The Persian Scientist
"al-Khwārizmī" is a Persian scientist, mathematician, astronomer, geographer, and a scholar. He actually represented the Arab World. He introduced the Hindu-Arabic numerals in the 500 AD. Actually, he was also the original source of Algebra. He made a lot of remarkable works in the field of Mathematics and most of them were being translated into Latin. And many other ancient civilizations followed his teachings and discoveries. They also used them especially in Rome, etc. But some civilizations had some idea already about the concept of zero, however, this Persian Mathematician was the only one who made a thorough explanation and a systematize calculation of zero. But his studies were based from Greek and Indian sources of books and studies. So, he was not really the one who invented zero.
Zero Came From a Latin Word
The present day use this word ZERO. However this came from a Latin word Zefiro which was only a translation of the Arabic term “ṣifr” which means “nothing”. But this Arabic term also came from a Sanskrit word of India “shoonya”.

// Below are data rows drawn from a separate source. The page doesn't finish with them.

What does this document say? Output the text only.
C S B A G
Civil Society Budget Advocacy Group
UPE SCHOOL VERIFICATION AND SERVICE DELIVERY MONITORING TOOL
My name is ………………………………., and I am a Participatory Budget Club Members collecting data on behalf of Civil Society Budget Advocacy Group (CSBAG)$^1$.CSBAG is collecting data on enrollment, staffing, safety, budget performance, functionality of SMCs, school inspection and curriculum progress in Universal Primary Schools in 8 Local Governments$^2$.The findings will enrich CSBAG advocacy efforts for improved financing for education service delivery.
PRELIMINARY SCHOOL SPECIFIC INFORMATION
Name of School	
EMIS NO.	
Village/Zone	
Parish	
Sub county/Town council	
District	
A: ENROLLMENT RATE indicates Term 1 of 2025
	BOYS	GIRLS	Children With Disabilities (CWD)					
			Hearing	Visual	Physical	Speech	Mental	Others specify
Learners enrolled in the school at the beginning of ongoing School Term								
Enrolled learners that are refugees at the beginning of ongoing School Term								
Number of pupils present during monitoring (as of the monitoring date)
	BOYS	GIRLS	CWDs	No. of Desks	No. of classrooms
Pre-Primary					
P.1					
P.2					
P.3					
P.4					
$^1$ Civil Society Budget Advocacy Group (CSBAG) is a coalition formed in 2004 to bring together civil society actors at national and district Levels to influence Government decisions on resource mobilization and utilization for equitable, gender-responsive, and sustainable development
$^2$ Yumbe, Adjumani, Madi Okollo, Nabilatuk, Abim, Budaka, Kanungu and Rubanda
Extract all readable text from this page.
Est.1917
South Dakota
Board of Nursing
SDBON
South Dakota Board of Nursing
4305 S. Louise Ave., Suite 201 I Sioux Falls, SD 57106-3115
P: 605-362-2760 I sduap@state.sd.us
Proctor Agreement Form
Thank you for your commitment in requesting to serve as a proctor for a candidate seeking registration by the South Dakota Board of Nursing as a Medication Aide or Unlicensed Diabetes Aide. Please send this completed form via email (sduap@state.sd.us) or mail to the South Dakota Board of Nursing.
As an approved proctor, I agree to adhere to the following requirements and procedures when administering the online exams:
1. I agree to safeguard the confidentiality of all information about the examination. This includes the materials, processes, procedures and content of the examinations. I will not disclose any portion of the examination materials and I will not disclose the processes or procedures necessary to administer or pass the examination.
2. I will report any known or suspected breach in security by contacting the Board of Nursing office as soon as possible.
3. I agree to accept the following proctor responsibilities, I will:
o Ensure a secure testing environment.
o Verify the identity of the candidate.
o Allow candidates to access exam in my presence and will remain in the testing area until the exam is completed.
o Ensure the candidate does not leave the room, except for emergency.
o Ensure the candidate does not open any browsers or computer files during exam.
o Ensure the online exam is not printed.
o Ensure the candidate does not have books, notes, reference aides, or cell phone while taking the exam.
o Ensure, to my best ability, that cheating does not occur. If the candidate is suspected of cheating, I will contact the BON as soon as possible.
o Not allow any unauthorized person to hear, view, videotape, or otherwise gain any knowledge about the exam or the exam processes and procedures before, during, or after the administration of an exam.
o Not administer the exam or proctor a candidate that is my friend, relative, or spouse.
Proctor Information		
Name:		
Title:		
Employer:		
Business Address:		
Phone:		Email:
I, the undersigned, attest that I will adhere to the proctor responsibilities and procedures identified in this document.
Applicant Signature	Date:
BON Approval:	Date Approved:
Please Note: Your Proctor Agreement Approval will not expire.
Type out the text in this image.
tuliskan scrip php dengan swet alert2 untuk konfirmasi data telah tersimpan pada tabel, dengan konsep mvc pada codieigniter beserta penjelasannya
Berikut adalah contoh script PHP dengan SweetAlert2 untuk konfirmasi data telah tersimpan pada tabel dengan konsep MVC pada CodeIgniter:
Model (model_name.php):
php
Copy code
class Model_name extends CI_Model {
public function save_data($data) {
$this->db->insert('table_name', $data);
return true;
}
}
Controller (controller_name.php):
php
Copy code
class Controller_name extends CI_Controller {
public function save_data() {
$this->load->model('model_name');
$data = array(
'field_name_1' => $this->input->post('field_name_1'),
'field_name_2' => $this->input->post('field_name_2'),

Though it is vague to determine on who invented zero exactly, but it is clear enough that almost all the ancient civilizations like Greece, Rome, India, China, Maya Civilization, and in Mesopotamia were aware that they needed to represent zero. But they did not make a thorough explanation as if some of them were a little confused and some did not think very much about its great significance. But the Persian Scientist’s study offered a better explanation why and how to use zero. Then the Latin world adapted and even used it when they followed the Hindu-Arabic numbers. And from that time, the world followed it well.